What is the white milky coating on the tongue that looks like thrush but is not?

The white coating on the tongue is from not elevating to the palate to clean it naturally. If the tongue is tied to the lower jaw then it cannot lift to the palate and clean itself naturally. This may also cause sleeping with the mouth open which further dries out the surface of the tongue and makes the residue thicker. After we release the tongue tie, the tongue can build muscle strength with proper feeding, Mam pacifier use to lift the tongue, sleep posture hold exercises and tongue strengthening exercises (all under aftercare education). It takes time and practice to build muscle strength. This can take 6-8 weeks. Once the tongue is consistently up to the palate, especially during sleep, then the white coating will resolve.

Why do you prefer the MAM Original Orthodontic pacifier instead of the Soothie, Bib, or Nuk pacifier?

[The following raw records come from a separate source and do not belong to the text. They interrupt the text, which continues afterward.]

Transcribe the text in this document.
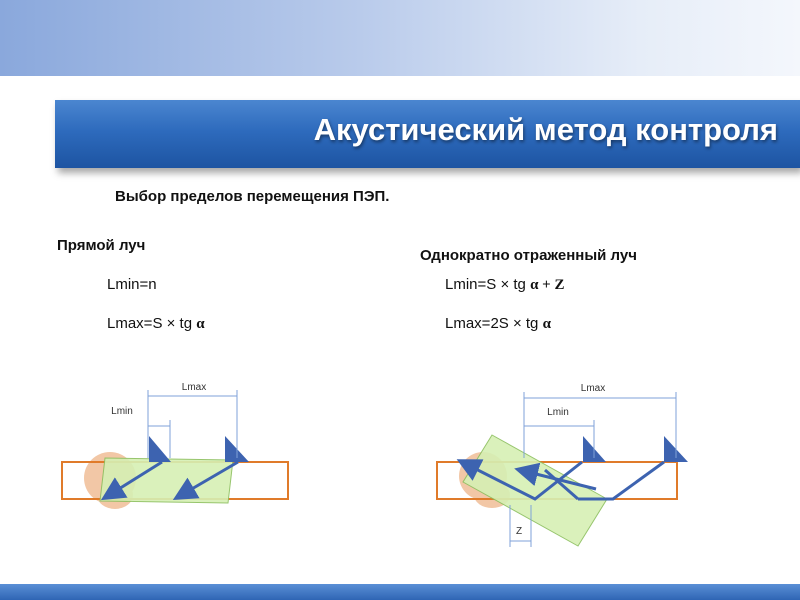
Акустический метод контроля
Выбор пределов перемещения ПЭП.
Прямой луч
Однократно отраженный луч
Lmin=n
Lmax=S × tg α
Lmin=S × tg α + Z
Lmax=2S × tg α
Lmax
Lmin
Lmax
Lmin
Z
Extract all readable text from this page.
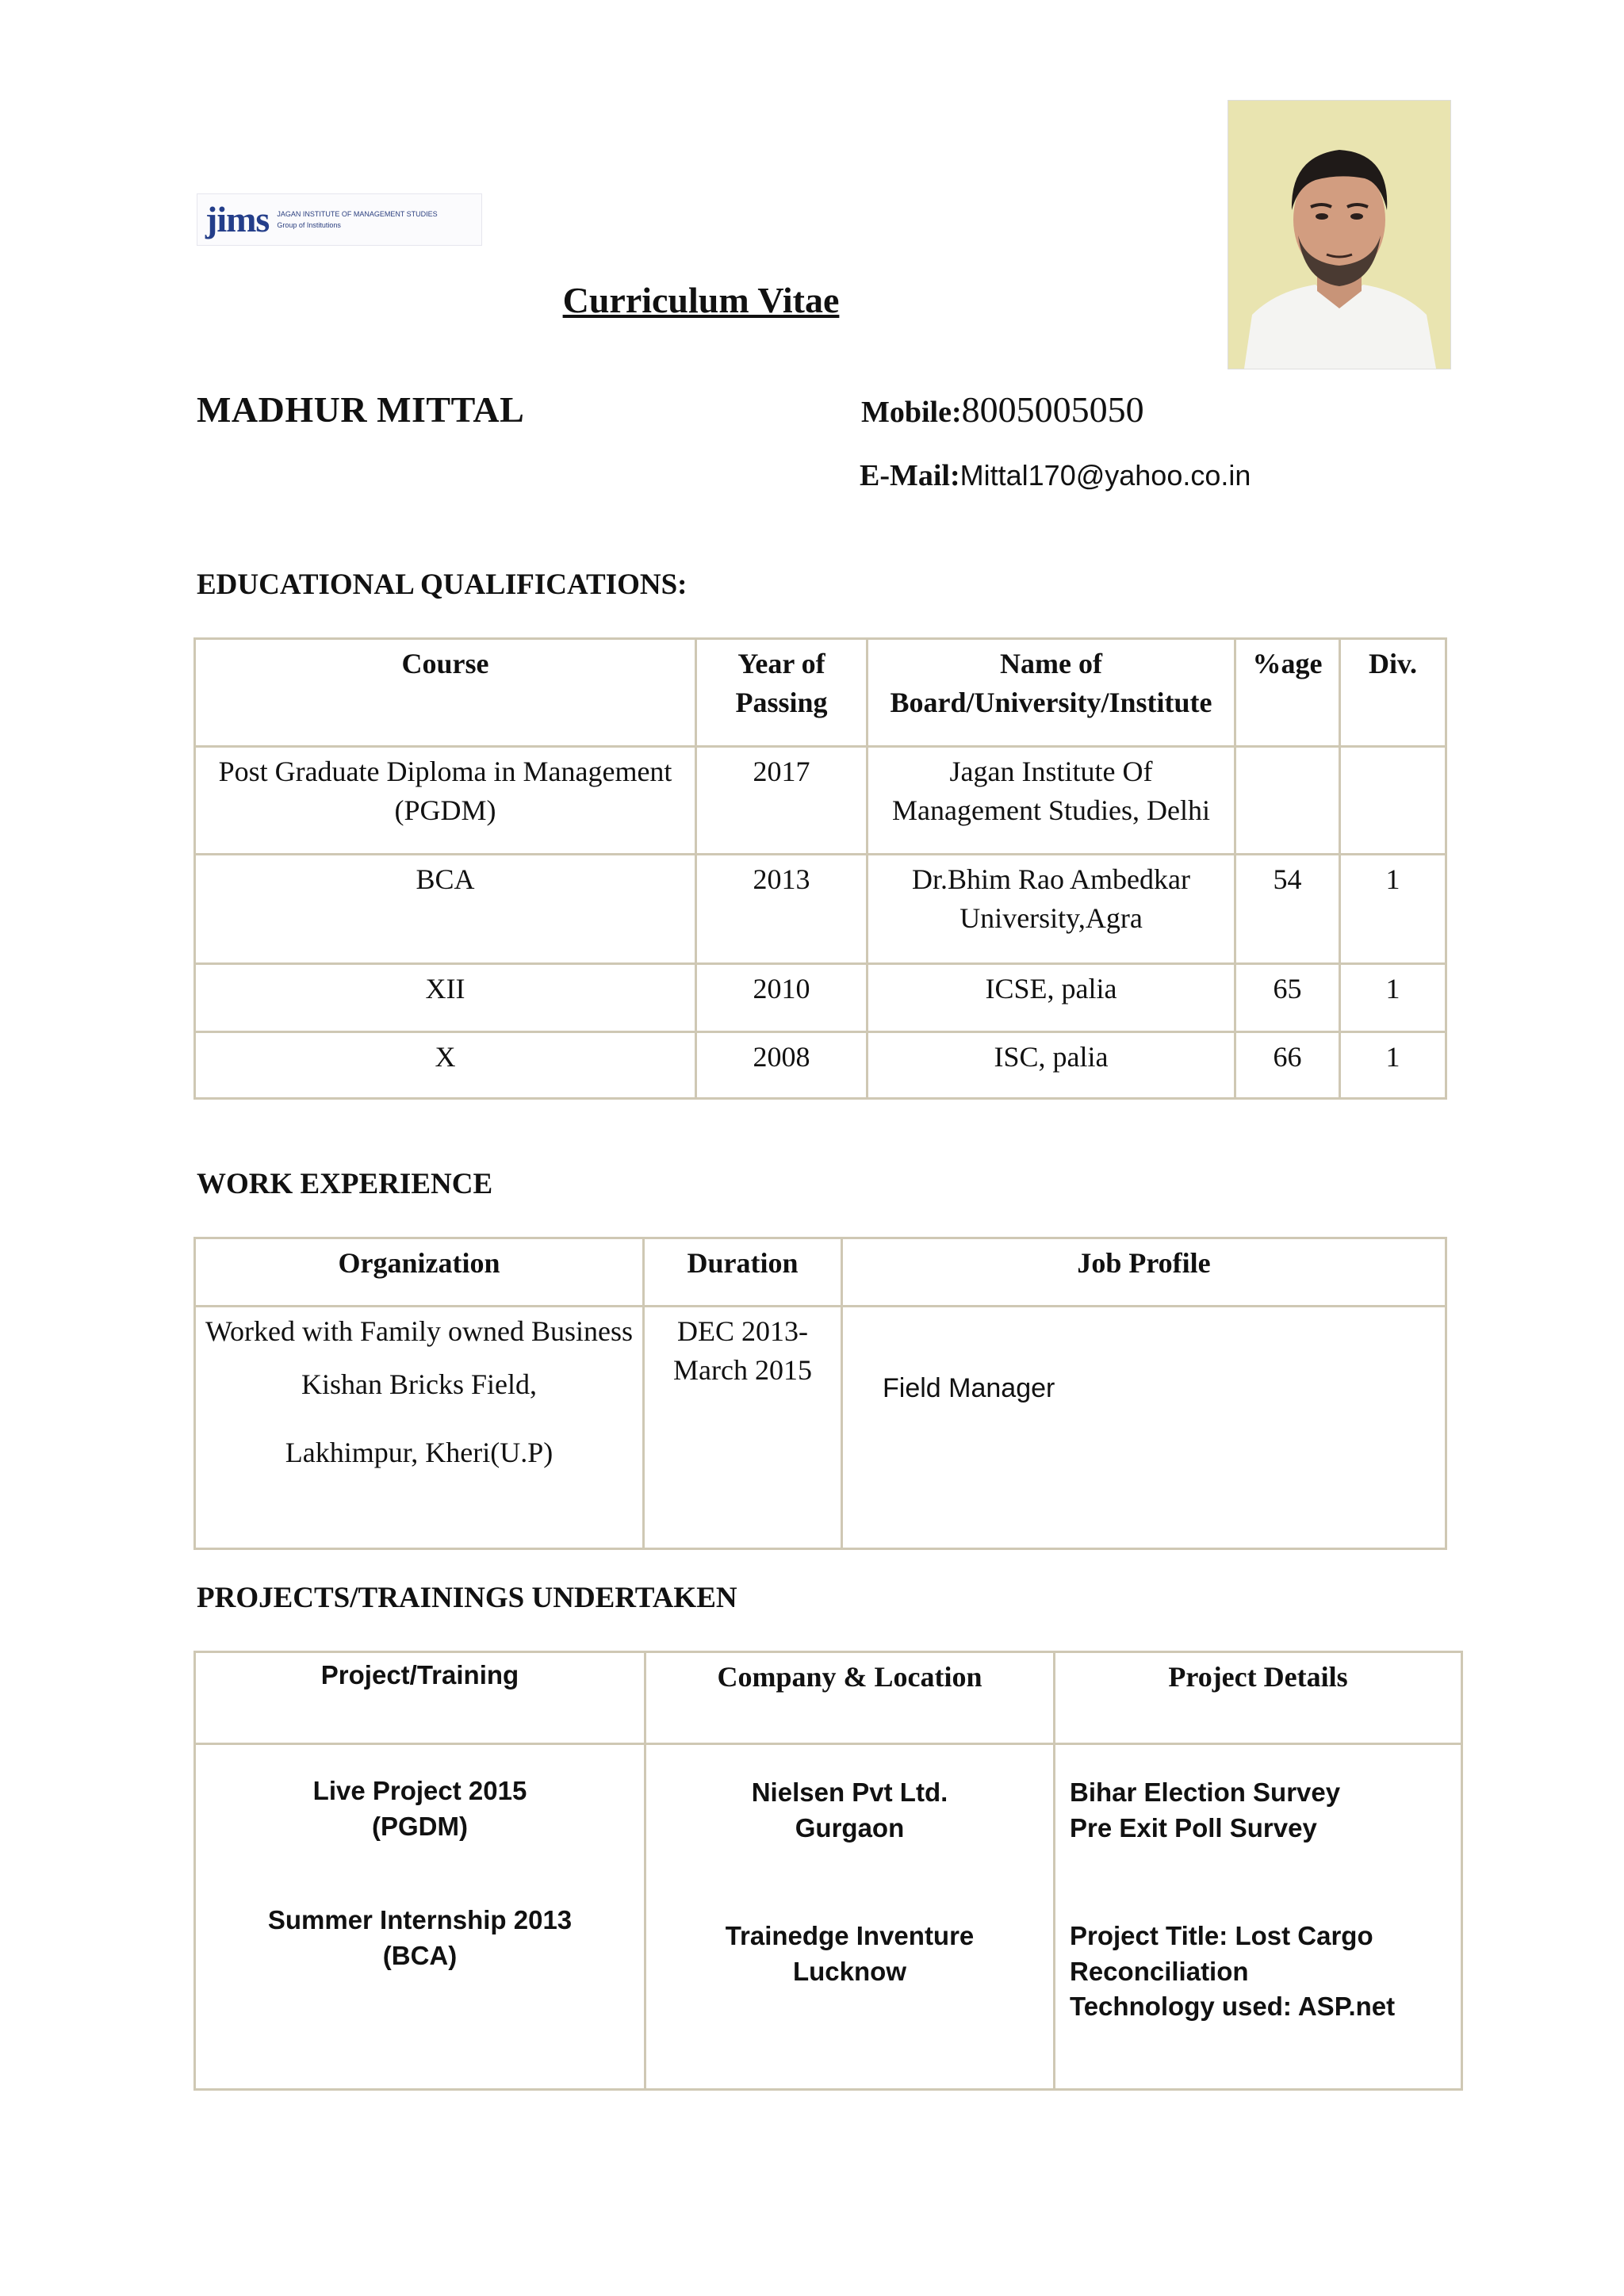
jims JAGAN INSTITUTE OF MANAGEMENT STUDIES
Group of Institutions
Curriculum Vitae
MADHUR MITTAL	Mobile:8005005050
E-Mail:Mittal170@yahoo.co.in
EDUCATIONAL QUALIFICATIONS:
Course	Year of Passing	Name of Board/University/Institute	%age	Div.
Post Graduate Diploma in Management (PGDM)	2017	Jagan Institute Of Management Studies, Delhi		
BCA	2013	Dr.Bhim Rao Ambedkar University,Agra	54	1
XII	2010	ICSE, palia	65	1
X	2008	ISC, palia	66	1
WORK EXPERIENCE
Organization	Duration	Job Profile

Worked with Family owned Business
Kishan Bricks Field,
Lakhimpur, Kheri(U.P)	DEC 2013- March 2015	Field Manager
PROJECTS/TRAININGS UNDERTAKEN
Project/Training	Company & Location	Project Details

Live Project 2015
(PGDM)
Summer Internship 2013
(BCA)	Nielsen Pvt Ltd.
Gurgaon
Trainedge Inventure
Lucknow	Bihar Election Survey
Pre Exit Poll Survey
Project Title: Lost Cargo Reconciliation
Technology used: ASP.net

We have tried all the pacifiers on the market to find the best one for tied babies. We use the pacifier as an exercise to strengthen the tongue muscle and train the tongue to stay up to the palate. It is similar to lifting a light weight with lots of reps while breastfeeding correctly is like lifting a heavy weight with fewer reps. The pacifier is good for tone and coordination while breastfeeding correctly will build strong muscle. The Soothie is very firm and round so it pushes the tongue down. It also has a ridge near the lips and gums which stimulates the baby to bite instead of suck. Any baby can hold a Soothie pacifier in the mouth which is why there are so commonly used in the hospital setting. Dentists also do not like the Soothie or Bib because of the way that they mold the upper jaw into a V-shaped when we want a nice oval U shape. The Nuk follows the slant of the tongue when it is tied by allowing the back portion to hump up and the front portion to stay down on the floor of the mouth. We want the tip of the tongue to stay just behind the gum line and the rest of the muscle to be up towards the palate. The Mam pacifier is soft, smooth, and in a nice wide, flatter shape to allow this to happen. We recommend buying the Original and not the comfort, sensitive skin, or MAM air types because they have creases and indents that cause lip, jaw, and cheek suction to hold them in and this is what we are trying to discourage. Using the Mam pacifier 3 times per day or more is what we recommend. Check out the Tug of War exercise under the pre-procedure therapy section.